Alarmes anti-intrusion, bloqueurs de routes ou caméras intelligentes: "Chaque année on en rajoute", témoignent des élus locaux en prospection au salon des maires où, cinq mois après les émeutes urbaines, la sécurité est devenue une priorité.
Les élus assurent qu'ils n'ont pas peur. En tout cas pas à Saint-Gély-du-Fesc (Hérault), assure Laure Capelli, deuxième adjointe de cette commune de 10.000 habitants au nord de Montpellier. "On n'a pas ce sentiment d'insécurité qu'on peut voir ailleurs", tout juste "quelques incivilités", glisse l'élue, qui visite pourtant un stand spécialisé dans les barrières, bornes et autres herses anti véhicule-bélier.
Une "obligation de fait" pour cette édile chargée notamment des festivités, qui se doit "de mettre toute la sécurité à disposition pour espérer qu'il ne se passe rien". Quitte donc à "bloquer les rues pour que les piétons soient à l'abri", et à constater que "les budgets vigiles ont doublé voire triplé" en quelques années.
Ce souci croissant de dissuasion empêche tout retour en arrière : "A chaque fois qu'on renforce le dispositif, l'année d'après on maintient ce qu'on a mis et on en rajoute toujours".
Les maires n'ont de toute façon pas d'autre choix, coincés entre leur "responsabilité pénale" et les exigences des préfectures, observe Michaël Boucaya, directeur de la société ISR Innovation qui vend ces bloqueurs de routes.
L'entreprise, basée à Nice, a vu sa clientèle basculer du secteur militaire à celui des collectivités depuis l'attentat au camion en 2016 sur la promenade des Anglais qui avait fait 86 morts.
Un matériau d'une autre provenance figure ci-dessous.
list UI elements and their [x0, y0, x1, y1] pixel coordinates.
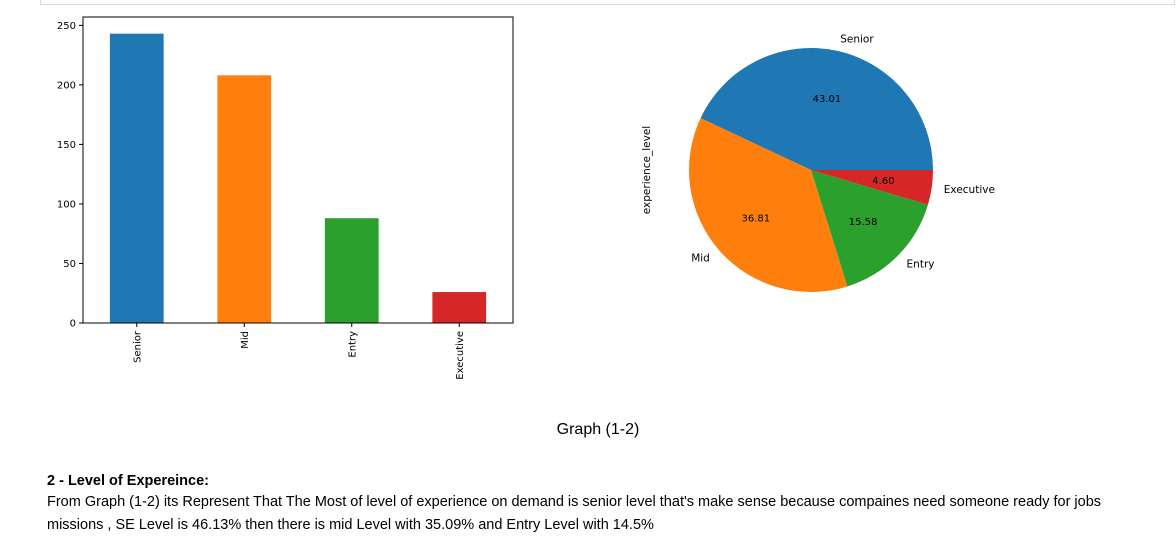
y-tick-label: 50 [63, 259, 76, 270]
bar-executive [432, 292, 487, 323]
y-tick-label: 250 [57, 21, 76, 32]
bar-entry [324, 218, 379, 323]
y-tick-label: 200 [57, 80, 76, 91]
section-body: From Graph (1-2) its Represent That The … [47, 494, 1102, 533]
pie-slice-mid [689, 118, 848, 292]
plot-frame [82, 16, 514, 324]
pie-category-label: Senior [840, 34, 874, 46]
x-tick-label: Mid [240, 331, 251, 349]
bar-senior [109, 33, 164, 324]
analysis-section: 2 - Level of Expereince: From Graph (1-2… [47, 473, 1157, 537]
y-tick-label: 0 [70, 319, 76, 330]
x-tick-label: Entry [347, 331, 358, 358]
pie-value-label: 4.60 [872, 176, 894, 187]
bar-mid [217, 75, 272, 324]
pie-category-label: Entry [907, 259, 935, 271]
bar-chart: 0 50 100 150 200 250 Senior Mid Entry Executive [57, 16, 514, 380]
x-tick-label: Executive [455, 331, 466, 380]
pie-slice-executive [811, 170, 933, 205]
pie-ylabel: experience_level [641, 126, 653, 214]
pie-value-label: 43.01 [813, 94, 842, 105]
x-tick-label: Senior [132, 330, 143, 363]
pie-category-label: Executive [944, 184, 995, 196]
figure-caption: Graph (1-2) [556, 421, 640, 438]
notebook-cell-border [40, 0, 1175, 5]
pie-category-label: Mid [691, 253, 710, 265]
section-heading: 2 - Level of Expereince: [47, 473, 209, 489]
y-tick-label: 150 [57, 140, 76, 151]
y-tick-label: 100 [57, 199, 76, 210]
pie-chart: 43.01 Senior 36.81 Mid 15.58 Entry 4.60 Executi… [641, 34, 995, 292]
pie-value-label: 36.81 [742, 214, 771, 225]
pie-slice-senior [700, 48, 933, 171]
pie-slice-entry [811, 170, 928, 287]
pie-value-label: 15.58 [849, 217, 878, 228]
Mais cette "explosion des demandes" est aussi liée "plus généralement à du vandalisme, des débordements de personnes alcoolisées, ou même des installations de gens du voyage".
En parallèle de ce salon, l'Association des maires de France (AMF) tient son congrès à Paris jusqu'à jeudi sur le thème "Communes attaquées, République menacée". Chiffres à l'appui, puisque les agressions - essentiellement verbales - contre les élus ont bondi de 30% l'an dernier et devraient à nouveau augmenter de 15% cette année, selon le ministère de l'Intérieur.
Un phénomène qui fait redouter une baisse des vocations alors que les violences consécutives à la mort du jeune Nahel le 27 juin ont montré la vulnérabilité des élus et des collectivités.
- "Machins de sécurité" -
A Saint-Geours-de-Maremne (Landes), 3.000 habitants, le maire Mathieu Diriberry dit ne "pas ressentir d'insécurité".
La commune s'apprête pourtant à contracter avec Voisins Vigilants et Solidaires, un site web communautaire mettant en relation des habitants d'un même quartier. Cela permet "d'avoir un oeil observateur dans les quartiers et des référents s'il arrivait quelque chose", explique l'édile.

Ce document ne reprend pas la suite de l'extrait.